Even the liberal Washington Post, one of the president’s biggest media boosters, which tried to put a hopeful face on the economy’s mediocre numbers, now admits what any long-term unemployed worker will tell you: This economy stinks.

“For the third year in a row, the nation’s economic recovery seems to be petering out,” the newspaper reluctantly reported in a front-page story Wednesday. “Hiring has dropped off. Shoppers are putting away their wallets .

“That has fueled predictions of an abrupt slowdown over the next few months,” the paper reported. “Economists are forecasting tepid growth of just over 1 percent during the second quarter of the year.”

In fact, the economy was in a slowdown well before this year. Economic growth (if you can call it that) plummeted to a pathetic 0.6 percent in the last three months of 2012, just when voters were rewarding Mr. Obama with a second term. But then, The Washington Post is a slow learner.

The bleak economic statistics over the past three or so weeks show an economy that remains in decline and one that isn’t going to climb out of its slump anytime soon. The president, after four painful years of economic failure, isn’t doing anything about it.

The puny 88,000 jobs that were created last month were an embarrassment for an administration that was hoping for a figure of more than 200,000 a rate that in itself would still not be enough to bring the nearly 8 percent jobless rate down to more normal levels in the next few years.

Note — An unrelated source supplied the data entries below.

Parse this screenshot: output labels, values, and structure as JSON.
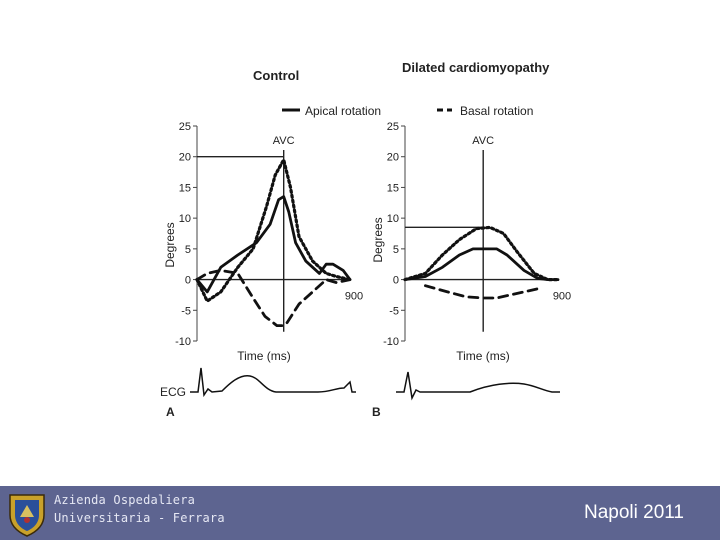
{
  "chart_data": [
    {
      "type": "line",
      "panel_label": "A",
      "title": "Control",
      "xlabel": "Time (ms)",
      "ylabel": "Degrees",
      "xlim": [
        0,
        900
      ],
      "ylim": [
        -10,
        25
      ],
      "yticks": [
        "25",
        "20",
        "15",
        "10",
        "5",
        "0",
        "-5",
        "-10"
      ],
      "x_tick_label": "900",
      "annotation": "AVC",
      "avc_x": 510,
      "avc_peak": 20,
      "series": [
        {
          "name": "Apical rotation",
          "style": "solid",
          "x": [
            0,
            60,
            140,
            240,
            350,
            430,
            480,
            510,
            540,
            580,
            640,
            720,
            760,
            800,
            860,
            900
          ],
          "y": [
            0,
            -2,
            2,
            4,
            6,
            9,
            13,
            13.5,
            11,
            6,
            3,
            1,
            2.5,
            2.5,
            1.5,
            0
          ]
        },
        {
          "name": "Basal rotation",
          "style": "dashed",
          "x": [
            0,
            60,
            140,
            240,
            330,
            400,
            470,
            500,
            530,
            600,
            680,
            760,
            820,
            900
          ],
          "y": [
            0,
            1,
            1.5,
            1,
            -3,
            -6,
            -7.5,
            -7.5,
            -7,
            -4,
            -2,
            0,
            -0.5,
            0
          ]
        },
        {
          "name": "",
          "style": "dotted",
          "x": [
            0,
            60,
            140,
            240,
            330,
            410,
            460,
            510,
            550,
            600,
            680,
            760,
            820,
            900
          ],
          "y": [
            0,
            -3.5,
            -2,
            2,
            5,
            12,
            17,
            19.5,
            15,
            7,
            3,
            1,
            0.5,
            0
          ]
        }
      ]
    },
    {
      "type": "line",
      "panel_label": "B",
      "title": "Dilated cardiomyopathy",
      "xlabel": "Time (ms)",
      "ylabel": "Degrees",
      "xlim": [
        0,
        900
      ],
      "ylim": [
        -10,
        25
      ],
      "yticks": [
        "25",
        "20",
        "15",
        "10",
        "5",
        "0",
        "-5",
        "-10"
      ],
      "x_tick_label": "900",
      "annotation": "AVC",
      "avc_x": 460,
      "avc_peak": 8.5,
      "series": [
        {
          "name": "Apical rotation",
          "style": "solid",
          "x": [
            0,
            120,
            220,
            320,
            400,
            460,
            540,
            600,
            700,
            780,
            840,
            900
          ],
          "y": [
            0,
            0.5,
            2,
            4,
            5,
            5,
            5,
            4,
            1.5,
            0.2,
            0,
            0
          ]
        },
        {
          "name": "Basal rotation",
          "style": "dashed",
          "x": [
            120,
            250,
            360,
            460,
            540,
            620,
            700,
            780
          ],
          "y": [
            -1,
            -2,
            -2.8,
            -3,
            -3,
            -2.5,
            -2,
            -1.5
          ]
        },
        {
          "name": "",
          "style": "dotted",
          "x": [
            0,
            120,
            220,
            320,
            420,
            500,
            580,
            660,
            760,
            840,
            900
          ],
          "y": [
            0,
            1,
            4,
            6.5,
            8.3,
            8.5,
            7.5,
            4.5,
            1,
            0,
            0
          ]
        }
      ]
    }
  ],
  "ecg_label": "ECG",
  "footer": {
    "org_line1": "Azienda Ospedaliera",
    "org_line2": "Universitaria - Ferrara",
    "event": "Napoli 2011"
  },
  "colors": {
    "footer_bg": "#5d6490",
    "ink": "#222222"
  }
}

Employers, fearing higher taxes, rising health care costs under Obamacare, and a weakening economy, are either not hiring workers or employing more temporary workers.

More than 500,000 long-term unemployed workers told the Bureau of Labor Statistics in March that they had given up looking for a job. That meant, under bureau rules, they’re not counted among the unemployed. That’s why the jobless rate fell a notch.

Then came the decline in retail sales, the largest in nine months, and the most dramatic evidence to date of a sharp slowdown in consumer spending, which accounts for more than two-thirds of our economy.

“Retail spending is now growing at its slowest pace since the end of the recession,” reports Bloomberg News service.

With worker wages flat, in some cases even falling, and household budgets getting squeezed by the higher payroll tax and gas prices, the consumer slowdown could last for months to come.

New surveys of business activity have also delivered some bad news. The National Association of Purchasing Managers’ index of U.S. manufacturing activity dropped to 51.3 in March. It’s over 50, which means manufacturing is still growing, but “it implies a slowdown,” Bloomberg reported.

Consumer confidence was evaporating, too, according to University of Michigan surveys. It fell sharply from 78.6 to 72.3 points. This puts it on the same level we saw in 2009 and 2010.